Maurice-Ruben Hayoun – éthique et société

Transcription de la vidéo

Comment faire passer des idées de tolérance dans le contexte actuel ?

Oui, il y a une tension polaire. Ce n’est pas d’hier que l’on parle de nettoyer les écuries d’Augias. Mais je crois que ça tient à nous, ça tient à l’homme. Il y a un philosophe allemand qui parlait de je ne sais plus qui, et qui a dit : « Pourquoi a-t-il échoué ? » Il a dit : « Il a échoué par l’homme, er scheiterte am Menschen. » C’est-à-dire que les hommes que nous sommes sont enclins à suivre, à écouter, à être d’accord avec ceux qui parlent le mieux, le plus facilement, ceux qui disent un peu n’importe quoi, c’est-à-dire la théorie du moindre effort. C’est un peu triste. Ce qui pourrait pousser des individus comme moi – j’ai presque envie d’ajouter, des individus bien meilleurs que moi –, ce qui pourrait les aider et les conduire à s’engager davantage, c’est peut-être une meilleure ouverture sur les idéaux humanistes de la société.
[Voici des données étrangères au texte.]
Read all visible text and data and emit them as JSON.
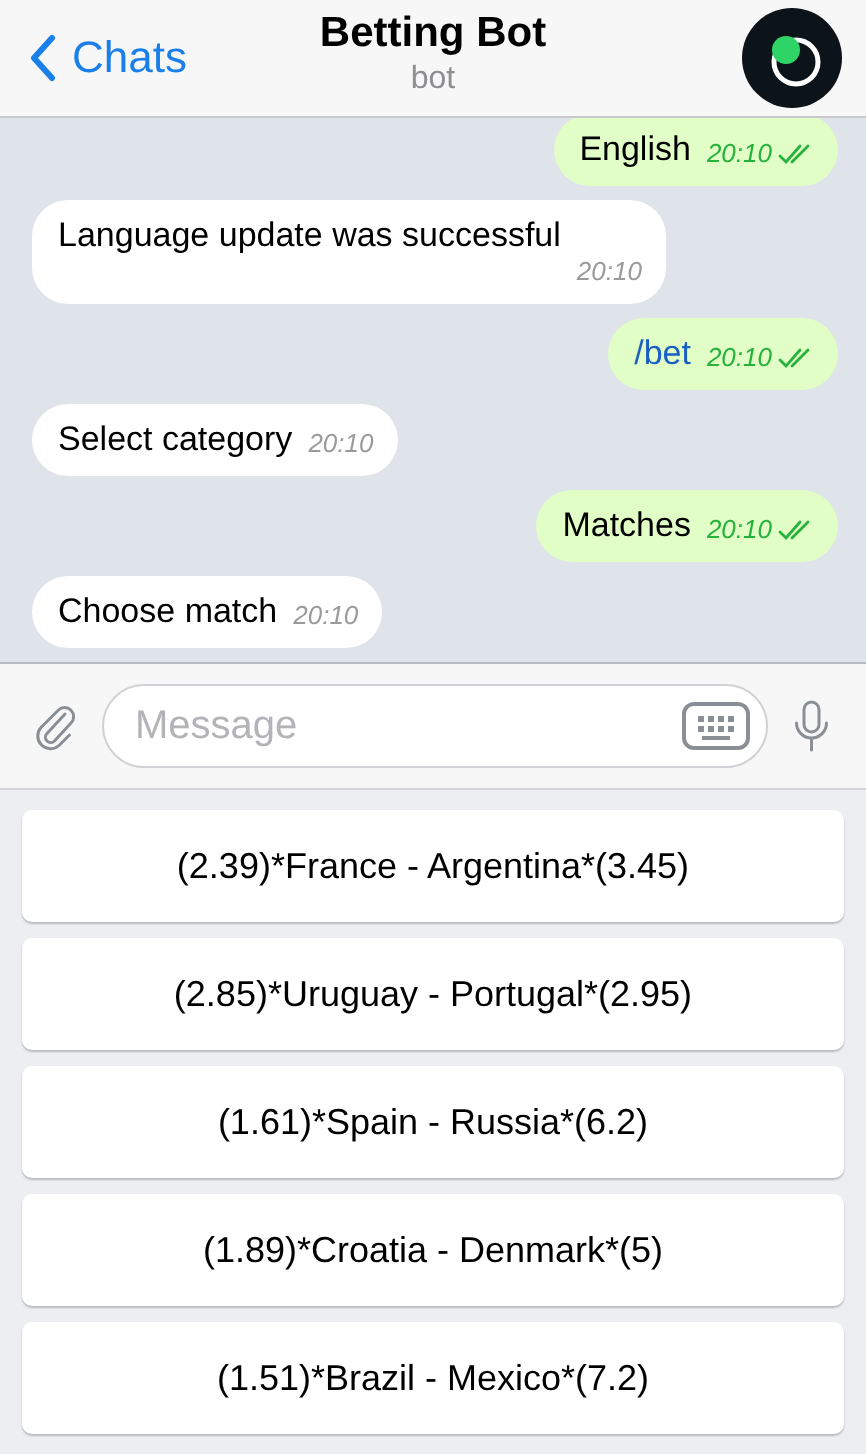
{
  "header": {
    "back_label": "Chats",
    "title": "Betting Bot",
    "subtitle": "bot"
  },
  "messages": [
    {
      "kind": "out",
      "text": "English",
      "time": "20:10",
      "read": true,
      "command": false
    },
    {
      "kind": "in",
      "text": "Language update was successful",
      "time": "20:10",
      "read": false,
      "command": false
    },
    {
      "kind": "out",
      "text": "/bet",
      "time": "20:10",
      "read": true,
      "command": true
    },
    {
      "kind": "in",
      "text": "Select category",
      "time": "20:10",
      "read": false,
      "command": false
    },
    {
      "kind": "out",
      "text": "Matches",
      "time": "20:10",
      "read": true,
      "command": false
    },
    {
      "kind": "in",
      "text": "Choose match",
      "time": "20:10",
      "read": false,
      "command": false
    }
  ],
  "composer": {
    "placeholder": "Message"
  },
  "keyboard_buttons": [
    "(2.39)*France - Argentina*(3.45)",
    "(2.85)*Uruguay - Portugal*(2.95)",
    "(1.61)*Spain - Russia*(6.2)",
    "(1.89)*Croatia - Denmark*(5)",
    "(1.51)*Brazil - Mexico*(7.2)"
  ]
}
Ne critiquons pas la terre entière. Allumons notre poste de télévision, si nous en avons un, à partir de vingt heures. Nous allons voir... Les journalistes ne sont pas responsables des nouvelles qu’ils apportent, il ne faut pas identifier l’homme et les opinions qu’il rapporte. Mais tout de même, regardons un petit peu ce cynisme, cette espèce de caractère éhonté. On dit : « Il y a cinquante morts dans une mine en Chine. » Je ne dis pas qu’il faut s’arrêter trois heures pour pleurer et passer à autre chose, mais il y a une sorte de successivité qui est insoutenable. Je suis en train de prendre mon petit-déjeuner, c’est-à-dire que je me nourris, et puis j’entends ceci, cela, et tu voudrais te mettre dans ce chaudron-là ? Il faudrait qu’il y ait véritablement une action éducative de l’homme, il faudrait que la politique renoue peut-être, pas avec un pacifisme bêlant, mais qu’elle renoue avec ses sources. C’est le gouvernement de la Cité. Sans être platonicien, mais on peut tout de même rappeler les grands principes : Platon nous dit dans sa Politique que les sages qui ont dirigé la cité, une fois qu’ils ont dit : « Nous avons fait notre travail », partent d’eux-mêmes, ce qui est déjà une pétition de principe.

C’est comme ça. L’homme doit changer, on doit l’aider à changer et on doit lui dire qu’à part le pouvoir il y a en soi une richesse. Y a-t-il plus grande richesse que l’amour d’une femme et d’une famille ? Surtout quand tu as de l’argent, de l’intelligence, de la santé, une bonne situation. Est-il obligé de courir, de se battre, de battre les autres, de se faire battre par eux, uniquement pour le pouvoir ? Il faut donc que l’attitude, le rapport au pouvoir change. Est-ce qu’on le vivra ? Je n’en sais rien.

Donc je pense, pour répondre plus strictement à votre question, que la meilleure manière pour que les élites, les vraies élites se chargent du gouvernement de la cité, c’est une meilleure éducation politique. Mais ça, c’est un petit peu, si je puis dire, comme le messianisme. Je m’explique. La conception populaire du messianisme, c’est qu’un jour il va y avoir un roi qui va arriver, la Tour Eiffel va se déplacer, le Trocadéro aura fait deux pas en avant, 2 et 2 ne feront plus 4. Pas du tout. La vraie conception philosophique du messianisme, c’est qu’un jour nous nous couchions tous en nous disant : « Demain nous serons meilleurs. » Nous intégrions au fond de nous les idéaux messianiques. Le lendemain, l’humanité est devenue messianiste. Pourquoi ? C’est parce que nous avons changé. Mais encore faut-il le vouloir, et j’ajoute, le pouvoir. Mais il y aura, hélas, toujours des extrémistes, des opportunistes, des hommes et des femmes sans foi ni loi pour coiffer au poteau ceux qui auront pris de sages résolutions comme nous. Et le pire, c’est que la masse les suivra.